En un instante, Bernardo estaba parado a la puerta de la casa de su antiguo profesor, se bajó el cierre y empezó a orinar por toda la puerta, cuando escuchó un ruido, era una lata que Homero había lanzado a la ventana. Ninguno de ellos contaba con que el profesor estuviera despierto, ni esperaron a enterarse, todos corrieron como si los persiguiera un enjambre de abejas.

- ¡Hijos de la chingada!- escucharon a lo lejos, protegidos por la oscuridad. - ¡Bestias!

- Ahí te hablan, Pepe.- dijo Luís y todos se carcajearon.

“Bestias” pensó Bernardo. Eran hombres bestiales, bárbaros y eso le gustó. No eran una horda, eran casi animales a pesar del tiempo y la preparación académica, eran una manada de hombres salvajes. Una manada en la que todas las bestias eran hermanos. Ahora eran bestias a las que casi les faltaba aullar. Caminaban hacia la tienda y el cajero, asustado, los vio entrar caminando como una manada de hienas que merodeaba entre la neblina en busca de una presa.

11 comentarios:

Andrés Borbón dijo...

Me gustó, pero creo que necesitaría leer más para darte una opinión. Es un capítulo breve y por ahora va bien, aunque el ambiente todavía no lo capto. Es lo malo con las novelas, que hasta que vas por la mitad comienzas a sentirte dentro de ellas.

Saludos!!!!

Signo de la Espada dijo...

Andrés:

Órales, en la semana posteo lo que falta del capítulo.

Pero no había considerado lo que dices respecto a como te envuelven las novelas. Ya veremos si el final del capítulo sirve resulta envolvente. Saludos!

LiLitH 2.0 dijo...

.. ajajaj.. esa historia es 'auto-biográfica', vdd.? .. no sé si iia lo posteaste por aqí pero deberías
enlazar cierto video de youtube qe alguna vez me enseñiaste =þ
ii iio creo qe vas bien.

.. aah.! no me ofendo sobre tú comment, al contrario.. para mi es un halago, digo.. iio estudié psicología por 4.5 añios.. ii no tan sólo tomé 'un qurso' como 'otras personas'.. ajajaj.. en realidad, me preoquparía si mi comentario hubiese sonado al estilo 'médico veterinario zootecnista'.. no crees.? O.o .. ad+, es muii difícil qitarse la 'camiseta' al dar una opinión..

.. qe estés bien..
pásala bonito =)

LiLitH 2.0 dijo...

.. por cierto, efectivamente..
esta onda está más rápida ii no trabó la compu.
Gracias.!

=)

mayito dijo...

Las nuevas aventuras de los viejos compadres... Me gustó, pero apoyo la idea de Andrés Borbón. ¡Hay que leer la siguiente parte!

Saludos.

lavega dijo...

Auuuuuuuuuuuuuuuuuuuuuuuuu!!!!

A webo, me gusto como relatas la amistad de los personajes y concuerdo con Lilith, debe tener algo de autobiografico.
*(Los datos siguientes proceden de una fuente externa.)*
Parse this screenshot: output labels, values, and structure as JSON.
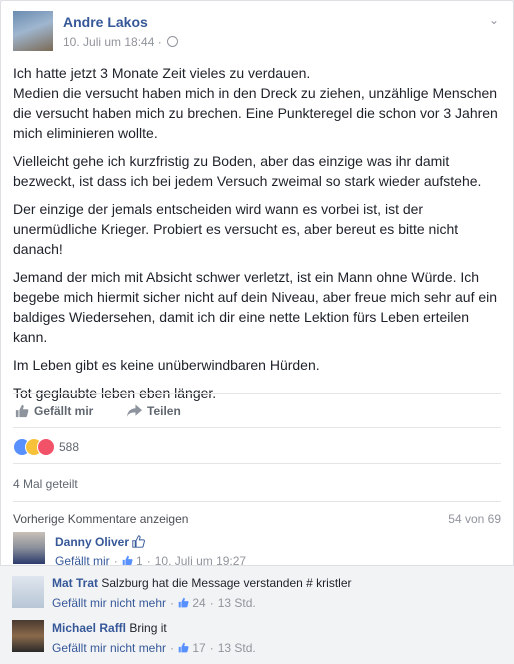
{
  "post": {
    "author": "Andre Lakos",
    "date": "10. Juli um 18:44",
    "meta_separator": "·",
    "paragraphs": [
      "Ich hatte jetzt 3 Monate Zeit vieles zu verdauen.\nMedien die versucht haben mich in den Dreck zu ziehen, unzählige Menschen die versucht haben mich zu brechen. Eine Punkteregel die schon vor 3 Jahren mich eliminieren wollte.",
      "Vielleicht gehe ich kurzfristig zu Boden, aber das einzige was ihr damit bezweckt, ist dass ich bei jedem Versuch zweimal so stark wieder aufstehe.",
      "Der einzige der jemals entscheiden wird wann es vorbei ist, ist der unermüdliche Krieger. Probiert es versucht es, aber bereut es bitte nicht danach!",
      "Jemand der mich mit Absicht schwer verletzt, ist ein Mann ohne Würde. Ich begebe mich hiermit sicher nicht auf dein Niveau, aber freue mich sehr auf ein baldiges Wiedersehen, damit ich dir eine nette Lektion fürs Leben erteilen kann.",
      "Im Leben gibt es keine unüberwindbaren Hürden.",
      "Tot geglaubte leben eben länger."
    ]
  },
  "actions": {
    "like": "Gefällt mir",
    "share": "Teilen"
  },
  "reactions": {
    "count": "588",
    "icons": [
      "like-icon",
      "wow-icon",
      "love-icon"
    ]
  },
  "shares": "4 Mal geteilt",
  "comments_nav": {
    "previous": "Vorherige Kommentare anzeigen",
    "position": "54 von 69"
  },
  "comments": [
    {
      "name": "Danny Oliver",
      "text": "",
      "like_label": "Gefällt mir",
      "likes": "1",
      "time": "10. Juli um 19:27"
    },
    {
      "name": "Mat Trat",
      "text": "Salzburg hat die Message verstanden # kristler",
      "like_label": "Gefällt mir nicht mehr",
      "likes": "24",
      "time": "13 Std."
    },
    {
      "name": "Michael Raffl",
      "text": "Bring it",
      "like_label": "Gefällt mir nicht mehr",
      "likes": "17",
      "time": "13 Std."
    }
  ],
  "colors": {
    "link": "#365899",
    "muted": "#90949c",
    "text": "#1d2129",
    "like_blue": "#5890ff",
    "love_red": "#f25268",
    "wow_yellow": "#f7c23a"
  }
}
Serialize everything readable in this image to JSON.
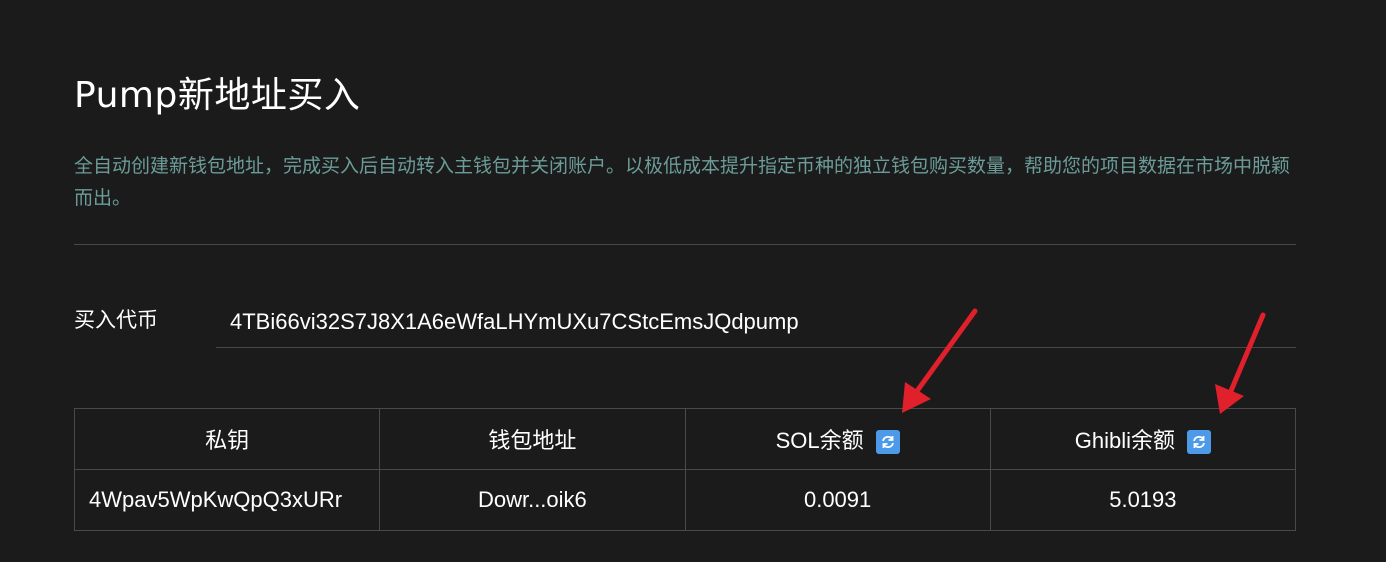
{
  "page": {
    "title": "Pump新地址买入",
    "description": "全自动创建新钱包地址，完成买入后自动转入主钱包并关闭账户。以极低成本提升指定币种的独立钱包购买数量，帮助您的项目数据在市场中脱颖而出。"
  },
  "form": {
    "token_label": "买入代币",
    "token_value": "4TBi66vi32S7J8X1A6eWfaLHYmUXu7CStcEmsJQdpump"
  },
  "table": {
    "headers": {
      "private_key": "私钥",
      "wallet_address": "钱包地址",
      "sol_balance": "SOL余额",
      "token_balance": "Ghibli余额"
    },
    "rows": [
      {
        "private_key": "4Wpav5WpKwQpQ3xURr",
        "wallet_address": "Dowr...oik6",
        "sol_balance": "0.0091",
        "token_balance": "5.0193"
      }
    ]
  },
  "icons": {
    "refresh": "refresh-icon"
  },
  "colors": {
    "background": "#1b1b1c",
    "description_text": "#6b9c98",
    "refresh_icon": "#4d9be8",
    "annotation_arrow": "#e0202a"
  }
}
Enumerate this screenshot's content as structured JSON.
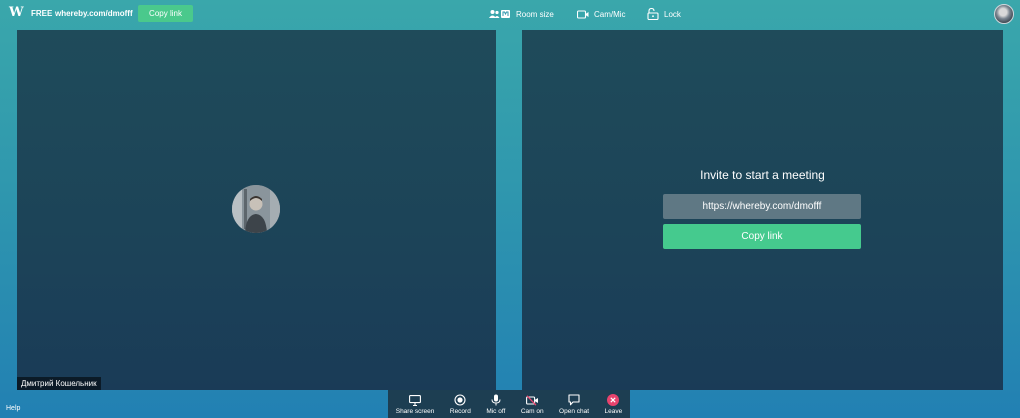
{
  "app": {
    "logo": "W",
    "plan": "FREE",
    "room_url": "whereby.com/dmofff",
    "copy_link_label": "Copy link"
  },
  "toolbar": {
    "room_size": "Room size",
    "cam_mic": "Cam/Mic",
    "lock": "Lock"
  },
  "self_tile": {
    "participant_name": "Дмитрий Кошельник"
  },
  "invite": {
    "title": "Invite to start a meeting",
    "link": "https://whereby.com/dmofff",
    "copy_label": "Copy link"
  },
  "footer": {
    "help": "Help"
  },
  "controls": {
    "share_screen": "Share screen",
    "record": "Record",
    "mic": "Mic off",
    "cam": "Cam on",
    "chat": "Open chat",
    "leave": "Leave"
  },
  "icons": [
    "room-size-icon",
    "camera-icon",
    "lock-icon",
    "monitor-icon",
    "record-icon",
    "microphone-icon",
    "camera-off-icon",
    "chat-icon",
    "close-icon"
  ],
  "colors": {
    "accent_green": "#45ca8e",
    "leave_red": "#e8436d",
    "tile_bg": "#1c4358",
    "controls_bg": "#1d3e52"
  }
}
Desafortunadamente con el paso del tiempo, los hijos y los convensionalismos sociales todo eso se acaba, justo como pasa en WachMen, donde el único cabrón es Roschard

Signo de la Espada dijo...

Lilis:

"ii no tan sólo tomé 'un qurso' como 'otras personas'" PWNED Marcelino bitchy!! jajajaja

Ei, voy a subir el video, jajajajaja
Y qué bien, le atiné a los cambios!!

Mayito:

Pues no son nada más las nuevas, pero en fin... postearé la siguiente parte en la semana, vale??

lavega:

hombre, gracias, la verdad sí es un poco autobiográfica, pero siempre me quedó la espinita de que pareciera chiste local y no gustara el desmadre.

Espero ser yo el Rorscharc (o como se llame el wey)

jota pe dijo...

-- orales, no se si los estas haciendo en caliente, como por ejemplo te fallan algunos acentos que regularmente nunca te fallan, por ejemplo luis no lleva, y otro que se me perdio pero seria mejor si los dejas descansar y los relees tu mismo, al menos eso hago yo, chambeale! ultimamente hasta el final estas dejando la accion o lo mero mero del cuento, este de entrada esta medio flojon, como de teeneager pero se que se va a componer chicles, jojo!

lavega dijo...

Thx por la explicacion de los genes en los virus...

Almendra dijo...

jajaja. jajajaja... tecleando en voz alta.... jajajaja. si queme hiciste reir.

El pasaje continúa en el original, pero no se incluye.